ModSecurity is a potent web application layer firewall for Apache web servers. It monitors the entire HTTP traffic to a site without affecting its performance and in case it identifies an intrusion attempt, it prevents it. The firewall furthermore keeps a more detailed log for the traffic than any server does, so you shall be able to monitor what is going on with your websites a lot better than if you rely simply on standard logs. ModSecurity works with security rules based on which it stops attacks. For instance, it detects if anyone is trying to log in to the admin area of a particular script several times or if a request is sent to execute a file with a particular command. In such cases these attempts set off the corresponding rules and the firewall hinders the attempts instantly, after that records in-depth details about them in its logs. ModSecurity is one of the best software firewalls out there and it could easily protect your web applications against thousands of threats and vulnerabilities, especially in case you don’t update them or their plugins regularly.

ModSecurity in Hosting

ModSecurity is supplied with all hosting web servers, so if you decide to host your Internet sites with our company, they shall be shielded from a wide range of attacks. The firewall is turned on by default for all domains and subdomains, so there will be nothing you will need to do on your end. You shall be able to stop ModSecurity for any Internet site if needed, or to activate a detection mode, so all activity will be recorded, but the firewall shall not take any real action. You'll be able to view detailed logs via your Hepsia CP including the IP where the attack originated from, what the attacker wished to do and how ModSecurity dealt with the threat. As we take the protection of our customers' sites very seriously, we use a collection of commercial rules which we get from one of the best companies that maintain this type of rules. Our administrators also include custom rules to make sure that your websites will be protected against as many risks as possible.

ModSecurity in Semi-dedicated Servers

We've incorporated ModSecurity as a standard in all semi-dedicated server products, so your web applications will be protected as soon as you set them up under any domain or subdomain. The Hepsia Control Panel which is included with the semi-dedicated accounts shall permit you to activate or turn off the firewall for any Internet site with a mouse click. You shall also have the ability to switch on a passive detection mode in which ModSecurity shall keep a log of possible attacks without actually stopping them. The comprehensive logs contain the nature of the attack and what ModSecurity response this attack activated, where it came from, etc. The list of rules which we employ is frequently updated in order to match any new risks which could appear on the Internet and it features both commercial rules that we get from a security firm and custom-written ones that our admins add in the event that they discover a threat that's not present in the commercial list yet.

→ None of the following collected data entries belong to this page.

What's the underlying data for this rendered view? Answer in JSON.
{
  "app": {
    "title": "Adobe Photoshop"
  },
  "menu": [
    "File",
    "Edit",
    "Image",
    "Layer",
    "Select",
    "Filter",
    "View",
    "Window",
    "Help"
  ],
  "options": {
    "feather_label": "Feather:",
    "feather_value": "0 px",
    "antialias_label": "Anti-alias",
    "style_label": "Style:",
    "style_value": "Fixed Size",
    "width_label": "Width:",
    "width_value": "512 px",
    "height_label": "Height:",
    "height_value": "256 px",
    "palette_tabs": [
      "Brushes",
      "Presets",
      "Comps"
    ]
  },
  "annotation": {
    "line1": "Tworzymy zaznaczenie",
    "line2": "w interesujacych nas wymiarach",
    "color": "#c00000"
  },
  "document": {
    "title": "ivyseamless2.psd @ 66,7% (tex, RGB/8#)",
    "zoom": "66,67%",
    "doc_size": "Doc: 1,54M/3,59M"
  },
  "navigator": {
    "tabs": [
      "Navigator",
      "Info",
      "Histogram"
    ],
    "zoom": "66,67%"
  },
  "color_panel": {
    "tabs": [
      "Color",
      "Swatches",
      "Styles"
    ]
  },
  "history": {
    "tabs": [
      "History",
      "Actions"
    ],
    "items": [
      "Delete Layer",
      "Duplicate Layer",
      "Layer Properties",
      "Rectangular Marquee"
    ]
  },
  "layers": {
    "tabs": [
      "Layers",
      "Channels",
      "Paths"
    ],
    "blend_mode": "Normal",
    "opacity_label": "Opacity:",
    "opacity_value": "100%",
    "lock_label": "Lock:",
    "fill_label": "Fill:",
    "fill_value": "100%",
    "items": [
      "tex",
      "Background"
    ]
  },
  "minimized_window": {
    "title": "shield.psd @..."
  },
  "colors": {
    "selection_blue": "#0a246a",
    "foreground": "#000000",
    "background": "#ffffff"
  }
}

ModSecurity in VPS Servers

ModSecurity is pre-installed on all VPS servers which are offered with the Hepsia hosting CP, so your web apps shall be secured from the second your server is ready. The firewall is switched on by default for any domain or subdomain on the VPS, but if necessary, you could deactivate it with a click of your mouse via the corresponding section of Hepsia. You may also set it to work in detection mode, so it'll maintain a comprehensive log of any potential attacks without taking any action to prevent them. The logs are available within the very same section and provide information regarding the nature of the attack, what IP it came from and what ModSecurity rule was initiated to stop it. For maximum security, we employ not just commercial rules from a business operating in the field of web security, but also custom ones that our admins add personally so as to respond to new risks which are still not addressed in the commercial rules.

ModSecurity in Dedicated Servers

ModSecurity is offered by default with all dedicated servers that are set up with the Hepsia Control Panel and is set to “Active” automatically for any domain that you host or subdomain you create on the web server. In the event that a web application does not operate adequately, you may either disable the firewall or set it to work in passive mode. The latter means that ModSecurity will maintain a log of any possible attack that may take place, but won't take any action to prevent it. The logs created in passive or active mode shall offer you additional details about the exact file that was attacked, the nature of the attack and the IP it originated from, etcetera. This information shall enable you to determine what actions you can take to boost the protection of your Internet sites, for instance blocking IPs or performing script and plugin updates. The ModSecurity rules that we use are updated constantly with a commercial pack from a third-party security company we work with, but occasionally our admins add their own rules too when they come across a new potential threat.